【出題・監修】福島 隆治 先生 (東京農工大学 動物医療センター長)
【症例】ビションフリーゼ 12歳6ヵ月雄(去勢済み)8kg
BCS:4、心拍数:132bpm、呼吸数:24/min全身状態は良好。
元気食欲に異常なく、運動も年相応と感じている。ただ最近、多飲多尿気味で体重は少し増加しており、興奮時に時々咳のような仕草をする。
前立腺肥大(治療:去勢手術)、肛門周囲腺腫、尾部アポクリン腺囊胞
特になし
シニア用ドライフードを基本的に与えているが、人のごはんを与えることが時々ある
Levine Ⅲ/Ⅵ
VHS:10.5肺野の不透過性亢進:(-)左心房による気管挙上ややあり
【図1】本症例の胸部X線所見。
【図2】右側傍胸骨左室短軸像:腱索レベル。
LVIDd(mm) | 32.1 |
---|---|
LVIDs(mm) | 17.9 |
LVIDdN | 1.84 |
FS(%) | 44.1 |
LA/Ao | 1.6 |
LA/AoSV(mL) | 17.4 |
CO(L/min) | 1.78 |
E(cm/sec) | 99 |
A(cm/sec) | 100 |
E/A | 0.99 |
e’(cm/sec) | 8.7 |
E/e’ | 11.4 |
E/e’PEP(ms) | 61 |
ET(ms) | 234 |
PEP/ET | 0.26 |
最大MR流速(m/sec) | 5.95 |
白血球数(10²/μL) | 64 |
---|---|
赤血球数(10⁴/μL) | 761 |
ヘマトクリット(%) | 49.2 |
血小板数(10⁴/μL) | 20.3 |
グルコース(mg/dL) | 109 |
尿素窒素(mg/dL) | 12.6 |
クレアチニン(mg/dL) | 0.5 |
総コレステロール(mg/dL) | 350 |
総ビリルビン(mg/dL) | 0.2 |
総蛋白(g/dL) | 6.0 |
ALB(g/dL) | 3.1 |
ALT(GPT)(U/L) | 74 |
ALP(U/L) | 255 |
ナトリウム(mEq/L) | 149 |
カリウム(mEq/L) | 4.2 |
クロール(mEq/L) | 108 |
僧帽弁閉鎖不全症は犬の心疾患のうち最も多く認められるものです。本症例のように顕著な心不全症状を示さず、健康診断や他の疾患の受診の際に、聴診で僧帽弁閉鎖不全症の存在を認識される場合も多いのではないでしょうか?
この症例のポイントとしては、①興奮時に時々咳のような仕草をする、②軽度の心拡大が存在する、③心臓による気管挙上がやや認められる、ということではないでしょうか?

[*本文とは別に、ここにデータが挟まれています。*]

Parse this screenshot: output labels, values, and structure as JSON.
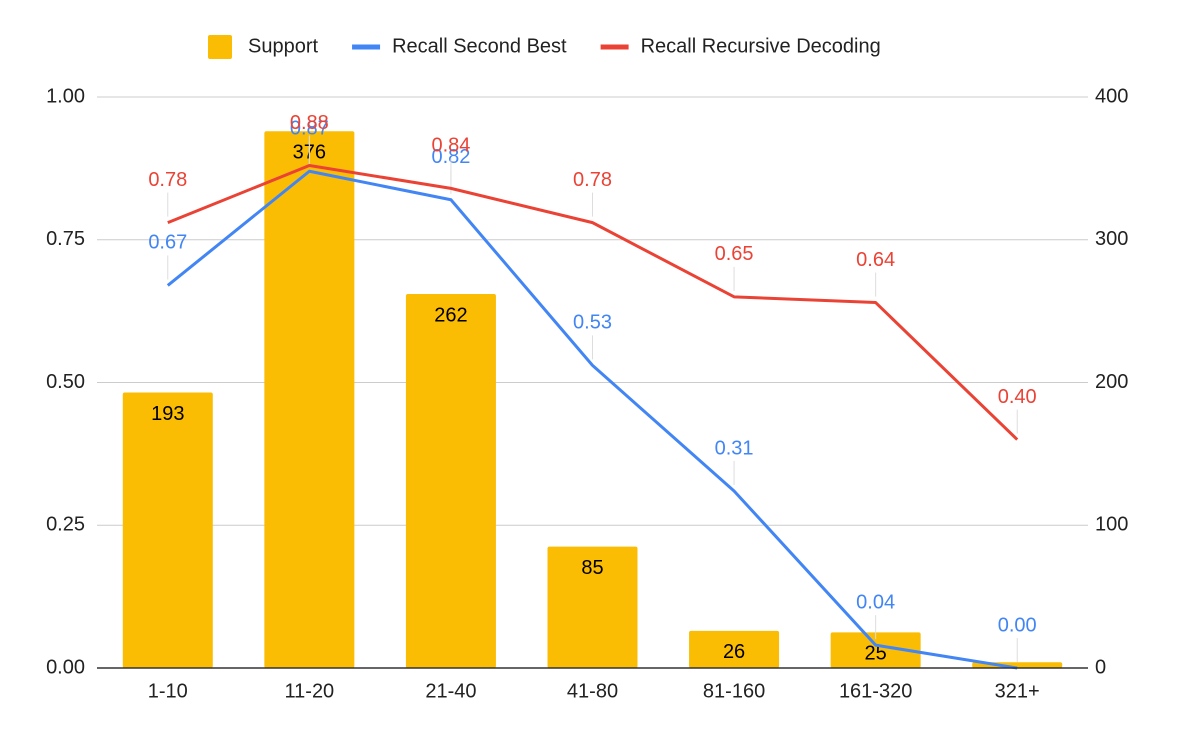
{
  "chart_data": {
    "type": "combo",
    "categories": [
      "1-10",
      "11-20",
      "21-40",
      "41-80",
      "81-160",
      "161-320",
      "321+"
    ],
    "series": [
      {
        "name": "Support",
        "type": "bar",
        "axis": "y2",
        "color": "#fbbc04",
        "values": [
          193,
          376,
          262,
          85,
          26,
          25,
          4
        ],
        "value_labels": [
          "193",
          "376",
          "262",
          "85",
          "26",
          "25",
          null
        ]
      },
      {
        "name": "Recall Second Best",
        "type": "line",
        "color": "#4285f4",
        "values": [
          0.67,
          0.87,
          0.82,
          0.53,
          0.31,
          0.04,
          0.0
        ],
        "value_labels": [
          "0.67",
          "0.87",
          "0.82",
          "0.53",
          "0.31",
          "0.04",
          "0.00"
        ]
      },
      {
        "name": "Recall Recursive Decoding",
        "type": "line",
        "color": "#ea4335",
        "values": [
          0.78,
          0.88,
          0.84,
          0.78,
          0.65,
          0.64,
          0.4
        ],
        "value_labels": [
          "0.78",
          "0.88",
          "0.84",
          "0.78",
          "0.65",
          "0.64",
          "0.40"
        ]
      }
    ],
    "ylim": [
      0,
      1
    ],
    "yticks": [
      {
        "value": 0,
        "label": "0.00"
      },
      {
        "value": 0.25,
        "label": "0.25"
      },
      {
        "value": 0.5,
        "label": "0.50"
      },
      {
        "value": 0.75,
        "label": "0.75"
      },
      {
        "value": 1,
        "label": "1.00"
      }
    ],
    "y2lim": [
      0,
      400
    ],
    "y2ticks": [
      0,
      100,
      200,
      300,
      400
    ],
    "grid": true,
    "legend": "top"
  }
}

また、飼い主様は症例の運動能力を年齢相応と考えているようです。しかしながら、ボディコンディショニングスコア(BCS)が4であることや、飼い主様からの稟告では多飲多尿傾向を示すとのことから、僧帽弁閉鎖不全症に何かしらの疾患が併発している可能性もあります。

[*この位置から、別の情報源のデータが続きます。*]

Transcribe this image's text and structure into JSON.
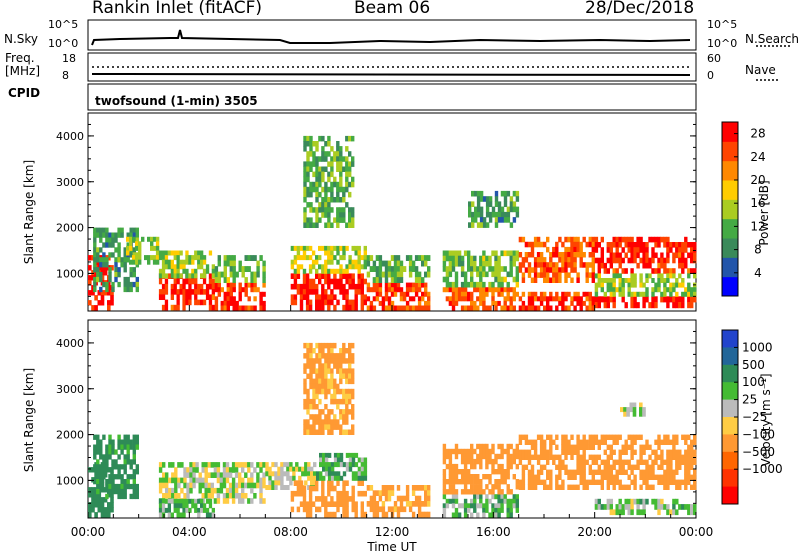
{
  "header": {
    "station": "Rankin Inlet (fitACF)",
    "beam": "Beam 06",
    "date": "28/Dec/2018"
  },
  "noise_panel": {
    "left_label": "N.Sky",
    "left_ticks": [
      "10^5",
      "10^0"
    ],
    "right_label": "N.Search",
    "right_ticks": [
      "10^5",
      "10^0"
    ]
  },
  "freq_panel": {
    "left_label_1": "Freq.",
    "left_label_2": "[MHz]",
    "left_ticks": [
      "18",
      "8"
    ],
    "right_label": "Nave",
    "right_ticks": [
      "60",
      "0"
    ]
  },
  "cpid": {
    "label": "CPID",
    "value": "twofsound (1-min) 3505"
  },
  "colors": {
    "power_scale": [
      "#0000ff",
      "#2255aa",
      "#3a8a5a",
      "#44aa44",
      "#aacc22",
      "#ffcc00",
      "#ff8800",
      "#ff4400",
      "#ff0000"
    ],
    "velocity_scale": [
      "#2244cc",
      "#226699",
      "#2e8b57",
      "#44bb33",
      "#bbbbbb",
      "#ffcc44",
      "#ff9933",
      "#ff6600",
      "#ff3300",
      "#ff0000"
    ]
  },
  "chart_data": [
    {
      "type": "heatmap",
      "name": "power",
      "ylabel": "Slant Range [km]",
      "ylim": [
        180,
        4500
      ],
      "y_ticks": [
        "1000",
        "2000",
        "3000",
        "4000"
      ],
      "colorbar_label": "Power [dB]",
      "colorbar_ticks": [
        "4",
        "8",
        "12",
        "16",
        "20",
        "24",
        "28"
      ],
      "colorbar_range": [
        0,
        30
      ],
      "xlim": [
        0,
        24
      ],
      "regions": [
        {
          "t": [
            0.0,
            1.0
          ],
          "r": [
            200,
            1400
          ],
          "v": 28
        },
        {
          "t": [
            0.2,
            2.0
          ],
          "r": [
            600,
            2000
          ],
          "v": 10
        },
        {
          "t": [
            1.5,
            2.8
          ],
          "r": [
            1200,
            1800
          ],
          "v": 14
        },
        {
          "t": [
            2.8,
            5.0
          ],
          "r": [
            200,
            1000
          ],
          "v": 27
        },
        {
          "t": [
            2.8,
            5.0
          ],
          "r": [
            900,
            1500
          ],
          "v": 14
        },
        {
          "t": [
            5.0,
            7.0
          ],
          "r": [
            200,
            800
          ],
          "v": 26
        },
        {
          "t": [
            5.0,
            7.0
          ],
          "r": [
            800,
            1400
          ],
          "v": 13
        },
        {
          "t": [
            8.0,
            11.0
          ],
          "r": [
            200,
            1000
          ],
          "v": 28
        },
        {
          "t": [
            8.0,
            11.0
          ],
          "r": [
            1000,
            1600
          ],
          "v": 16
        },
        {
          "t": [
            11.0,
            13.5
          ],
          "r": [
            200,
            800
          ],
          "v": 25
        },
        {
          "t": [
            11.0,
            13.5
          ],
          "r": [
            800,
            1400
          ],
          "v": 12
        },
        {
          "t": [
            14.0,
            17.0
          ],
          "r": [
            200,
            700
          ],
          "v": 24
        },
        {
          "t": [
            14.0,
            17.0
          ],
          "r": [
            700,
            1500
          ],
          "v": 13
        },
        {
          "t": [
            17.0,
            20.0
          ],
          "r": [
            800,
            1800
          ],
          "v": 24
        },
        {
          "t": [
            17.0,
            20.0
          ],
          "r": [
            200,
            600
          ],
          "v": 26
        },
        {
          "t": [
            20.0,
            24.0
          ],
          "r": [
            250,
            500
          ],
          "v": 28
        },
        {
          "t": [
            20.0,
            24.0
          ],
          "r": [
            1000,
            1800
          ],
          "v": 27
        },
        {
          "t": [
            20.0,
            24.0
          ],
          "r": [
            500,
            1000
          ],
          "v": 14
        },
        {
          "t": [
            8.5,
            10.5
          ],
          "r": [
            2000,
            4000
          ],
          "v": 12
        },
        {
          "t": [
            15.0,
            17.0
          ],
          "r": [
            2000,
            2800
          ],
          "v": 10
        }
      ]
    },
    {
      "type": "heatmap",
      "name": "velocity",
      "ylabel": "Slant Range [km]",
      "xlabel": "Time UT",
      "ylim": [
        180,
        4500
      ],
      "y_ticks": [
        "1000",
        "2000",
        "3000",
        "4000"
      ],
      "x_ticks": [
        "00:00",
        "04:00",
        "08:00",
        "12:00",
        "16:00",
        "20:00",
        "00:00"
      ],
      "colorbar_label": "Velocity [m s⁻¹]",
      "colorbar_ticks": [
        "1000",
        "500",
        "100",
        "25",
        "−25",
        "−100",
        "−500",
        "−1000"
      ],
      "xlim": [
        0,
        24
      ],
      "regions": [
        {
          "t": [
            0.0,
            1.0
          ],
          "r": [
            200,
            1400
          ],
          "v": 200
        },
        {
          "t": [
            0.2,
            2.0
          ],
          "r": [
            600,
            2000
          ],
          "v": 150
        },
        {
          "t": [
            2.8,
            7.0
          ],
          "r": [
            500,
            1400
          ],
          "v": 0
        },
        {
          "t": [
            2.8,
            5.0
          ],
          "r": [
            200,
            600
          ],
          "v": 60
        },
        {
          "t": [
            7.0,
            9.0
          ],
          "r": [
            800,
            1400
          ],
          "v": 0
        },
        {
          "t": [
            8.0,
            11.0
          ],
          "r": [
            200,
            1000
          ],
          "v": -200
        },
        {
          "t": [
            9.0,
            11.0
          ],
          "r": [
            1000,
            1600
          ],
          "v": 80
        },
        {
          "t": [
            11.0,
            13.5
          ],
          "r": [
            200,
            900
          ],
          "v": -150
        },
        {
          "t": [
            14.0,
            17.0
          ],
          "r": [
            200,
            700
          ],
          "v": 60
        },
        {
          "t": [
            14.0,
            17.0
          ],
          "r": [
            700,
            1800
          ],
          "v": -300
        },
        {
          "t": [
            17.0,
            20.0
          ],
          "r": [
            800,
            2000
          ],
          "v": -250
        },
        {
          "t": [
            20.0,
            24.0
          ],
          "r": [
            250,
            600
          ],
          "v": 40
        },
        {
          "t": [
            20.0,
            24.0
          ],
          "r": [
            800,
            2000
          ],
          "v": -250
        },
        {
          "t": [
            21.0,
            22.0
          ],
          "r": [
            2400,
            2700
          ],
          "v": 0
        },
        {
          "t": [
            8.5,
            10.5
          ],
          "r": [
            2000,
            4000
          ],
          "v": -150
        }
      ]
    }
  ]
}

まず、発咳(発咳のような仕草)の原因を特定(確定)する必要があります。中~高年齢の小型犬における発咳の原因として、僧帽弁閉鎖不全症以外にも気管虚脱、気管支炎などの頻度が多いものと思われます。心疾患を有する犬で発咳が認められた場合に、その原因をとにかく既存する心疾患と決めがちです。これにより、心疾患に対する治療を適切に行ったとしても、臨床症状が改善しないという事象に結びつき、やみくもに投薬の種類や用量が増えていくことにつながります。

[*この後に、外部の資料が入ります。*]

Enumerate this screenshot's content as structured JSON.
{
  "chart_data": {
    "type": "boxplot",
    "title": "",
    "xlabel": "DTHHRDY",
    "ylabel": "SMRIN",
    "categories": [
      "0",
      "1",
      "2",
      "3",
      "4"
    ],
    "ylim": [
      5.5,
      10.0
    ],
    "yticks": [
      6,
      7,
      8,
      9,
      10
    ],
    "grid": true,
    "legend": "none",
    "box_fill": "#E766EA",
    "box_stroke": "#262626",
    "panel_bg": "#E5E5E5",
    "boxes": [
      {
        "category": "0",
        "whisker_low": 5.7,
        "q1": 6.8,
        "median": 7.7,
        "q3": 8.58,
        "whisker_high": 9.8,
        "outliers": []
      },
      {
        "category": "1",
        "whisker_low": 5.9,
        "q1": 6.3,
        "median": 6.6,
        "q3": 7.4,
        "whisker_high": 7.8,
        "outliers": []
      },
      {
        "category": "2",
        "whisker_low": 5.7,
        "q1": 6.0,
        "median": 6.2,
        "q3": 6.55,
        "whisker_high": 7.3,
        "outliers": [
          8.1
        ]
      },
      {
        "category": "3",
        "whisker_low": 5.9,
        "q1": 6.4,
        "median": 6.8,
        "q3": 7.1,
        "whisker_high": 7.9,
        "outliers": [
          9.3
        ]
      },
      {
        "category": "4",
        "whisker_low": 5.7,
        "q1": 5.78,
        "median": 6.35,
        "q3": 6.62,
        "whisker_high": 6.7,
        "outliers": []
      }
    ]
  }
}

また、本症例は僧帽弁閉鎖不全症を有していますが、それが患者にどのような影響を及ぼしているかを確実に理解しなければなりません。影響は比較的安易に目につきやすかったり、なかなか気づかないうちに進行したりします。そして、僧帽弁閉鎖不全症とは別の疾患を併発している可能性も探らなければなりません。併発疾患を有している場合は、それらの疾患に対する治療の「足し算」を行うことになるかもしれませんし、意外と思われるかもしれませんが「引き算」を行う必要があるかもしれません。
往々にして疾患に対する治療は、マニュアル化されそれが重宝されますが、重要なのは「患者の疾患名」を基礎としたそれに対する治療ではなく、「患者の病態」に対する治療を行うことでしょう。